By: Michael Lasater
Locked Down
You sit in a room, subtracted, stranded –
a knot of words dreamt in fractured sleep.
You avoid risk, avoid touch, avoid even
the flawless afternoon, sensing the darkness
masked by its brilliant façade.
So much has been shattered – so much destroyed –
even the good have been made grotesque.
At first, stunned by grief, you struggled to believe,
comprehending, finally, that belief will have no use
of reason. Then you learned to endure – faceless
avatar – a shadow – memory turned to stone.
Now you allow those things that would destroy you
to become your poem – plague wrapped in words
set ablaze – malignant flame swirling –
false myth burning to ash. You would cry grief to light –
reach for salvation itself – but can only name
what once was and now is not – an absence, a numb silence.
Of this you are certain: at the end of grieving
there will be punishment. Grief will demand an answer.
And yet the day remains.
You begin again, listening to your words, hoping
that by hearing your poem in your own voice
you may learn how to go on. You begin again,
pitying a future in which there can be no innocence,
a future that may never forgive the past.
You begin, following your poem to the place of its making,
to that vanishing point where time and memory reside –
where darkness may be cast back into the night.
Mother’s Day
… the day you died.
Mom’s hollow voice –
the mostly silent drive across
three mostly empty states …
– you – father –
waxed, rouged,
your skin parchment …
They arranged your hands
the way you used to hold them
years ago – a deacon
standing at the end of a pew –
standing – waiting for the offering plate to be passed –
waiting to shuttle it
down the next pew,
back to your partner deacon –
serve – return –
serve – return –
Praise God from Whom all blessings flow …
But you could not sing.
You could not believe.
Holding your open hymnal
you silently traced the words
while others sang, as if
feeling for a pulse –
While others prayed
you mimicked prayer,
barely murmuring – the way
small children do,
shadowing adult speech.
Praise Him all creatures here below …
Mom said, “He looks real natural – like he could just get up and
go to the office. Sandy came in yesterday to trim his hair.
I asked her – how can you work on dead people?
She said – when you touch them, your fear goes away.”
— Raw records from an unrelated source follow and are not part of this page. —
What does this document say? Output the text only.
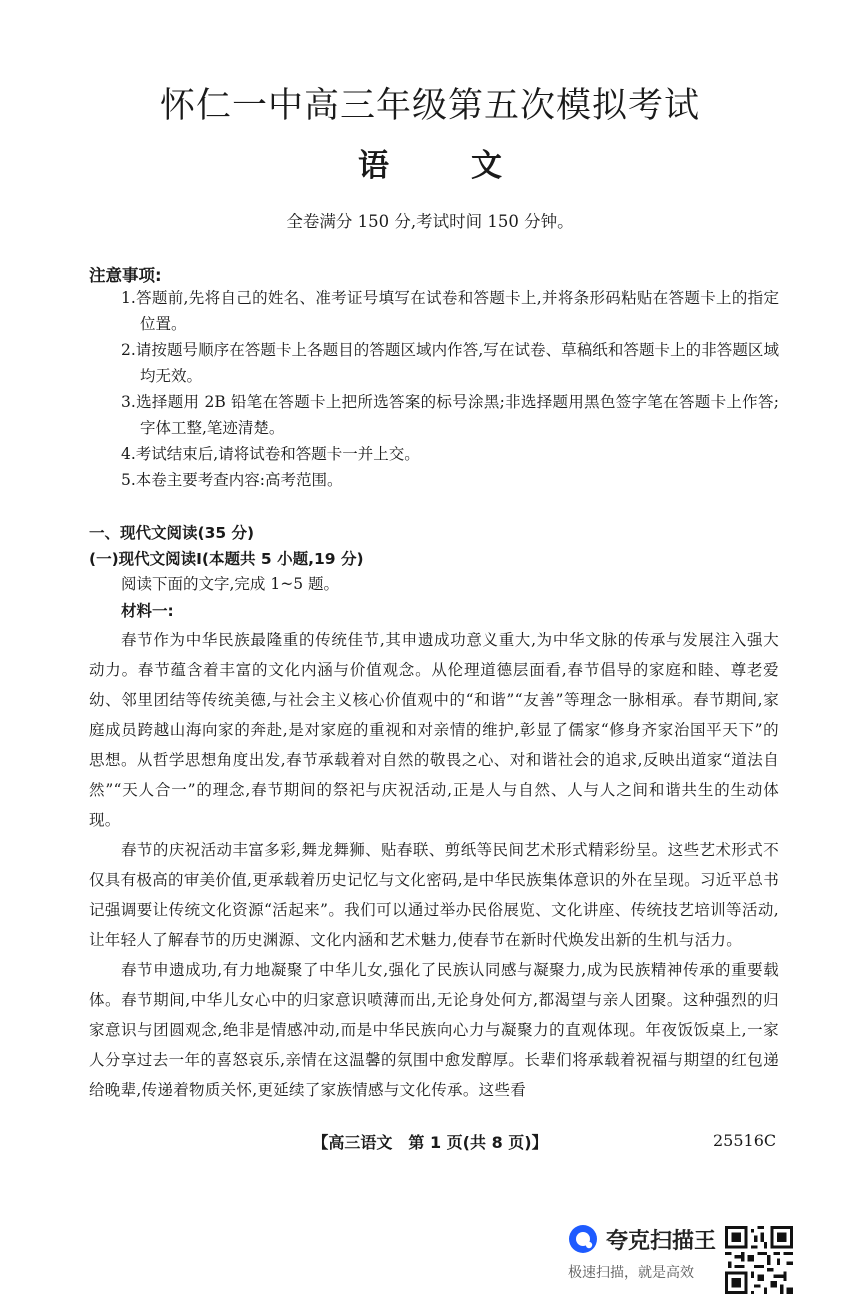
怀仁一中高三年级第五次模拟考试
语	文
全卷满分 150 分,考试时间 150 分钟。
注意事项:
1.答题前,先将自己的姓名、准考证号填写在试卷和答题卡上,并将条形码粘贴在答题卡上的指定位置。
2.请按题号顺序在答题卡上各题目的答题区域内作答,写在试卷、草稿纸和答题卡上的非答题区域均无效。
3.选择题用 2B 铅笔在答题卡上把所选答案的标号涂黑;非选择题用黑色签字笔在答题卡上作答;字体工整,笔迹清楚。
4.考试结束后,请将试卷和答题卡一并上交。
5.本卷主要考查内容:高考范围。
一、现代文阅读(35 分)
(一)现代文阅读Ⅰ(本题共 5 小题,19 分)

阅读下面的文字,完成 1~5 题。

材料一:

春节作为中华民族最隆重的传统佳节,其申遗成功意义重大,为中华文脉的传承与发展注入强大动力。春节蕴含着丰富的文化内涵与价值观念。从伦理道德层面看,春节倡导的家庭和睦、尊老爱幼、邻里团结等传统美德,与社会主义核心价值观中的“和谐”“友善”等理念一脉相承。春节期间,家庭成员跨越山海向家的奔赴,是对家庭的重视和对亲情的维护,彰显了儒家“修身齐家治国平天下”的思想。从哲学思想角度出发,春节承载着对自然的敬畏之心、对和谐社会的追求,反映出道家“道法自然”“天人合一”的理念,春节期间的祭祀与庆祝活动,正是人与自然、人与人之间和谐共生的生动体现。

春节的庆祝活动丰富多彩,舞龙舞狮、贴春联、剪纸等民间艺术形式精彩纷呈。这些艺术形式不仅具有极高的审美价值,更承载着历史记忆与文化密码,是中华民族集体意识的外在呈现。习近平总书记强调要让传统文化资源“活起来”。我们可以通过举办民俗展览、文化讲座、传统技艺培训等活动,让年轻人了解春节的历史渊源、文化内涵和艺术魅力,使春节在新时代焕发出新的生机与活力。

春节申遗成功,有力地凝聚了中华儿女,强化了民族认同感与凝聚力,成为民族精神传承的重要载体。春节期间,中华儿女心中的归家意识喷薄而出,无论身处何方,都渴望与亲人团聚。这种强烈的归家意识与团圆观念,绝非是情感冲动,而是中华民族向心力与凝聚力的直观体现。年夜饭饭桌上,一家人分享过去一年的喜怒哀乐,亲情在这温馨的氛围中愈发醇厚。长辈们将承载着祝福与期望的红包递给晚辈,传递着物质关怀,更延续了家族情感与文化传承。这些看

【高三语文　第 1 页(共 8 页)】	25516C
夸克扫描王
极速扫描，就是高效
But I could not touch you.
I was afraid –
afraid that if I touched you,
I might wake you from the dream
you had just become –
afraid that if I touched you,
you might then know
that you were dead.
You were the most high-minded,
fierce-tempered, silent man
I have ever known. Only now
do I understand that the part of you
that nurtured and empowered me
was always defined within
your profound estrangement
from so many of life’s
assumed possibilities.
Something there was – something
at the center – that you
could never accept:
or was never granted you.
You could not believe.
You could not.
Michael Lasater is Professor of New Media at Indiana University South Bend. A graduate of the Oberlin Conservatory, Juilliard, and Syracuse University, he has performed as a professional trombonist with ensembles ranging from the Ringling Bros. Circus Band to the Metropolitan Opera, produced nationally distributed video documentaries on poetry and music, and currently exhibits art video internationally. His poetry has appeared in Kansas Time + Place, Heartland!, Cathexis Northwest Press and The Heartland Review, where he is the winner of the 2019 Joy Bale Boone Poetry Prize.
"Locked Down
I didn’t think that I could write about the brutal, surreal time that is life right now – I thought the subject too present, too hot. But my wife came home one day from a walk around the neighborhood – she had had a COVID-distanced conversation with a friend down the block. 'It’s such a beautiful day,' her friend said. 'But you have the feeling that there’s this darkness behind everything.' That image was compelling. I started pushing words around to see what I might do with it.
Mothers Day
My father died in 1994, my mother in 1997. Even after all these years I am still in conversation with them, especially with my father, a situation so common among male writers as to be nearly a requirement for writing itself. Mothers Day was a long time in the making – so many blind alleys and cul-de-sacs. I was down of those alleys, writing in several directions, when my haircutter told me about working at funeral homes, about her initial fear of working with the dead. A funeral director told her: touch the body, then you won’t be afraid. That cleared the way. The rest of the poem wrote itself."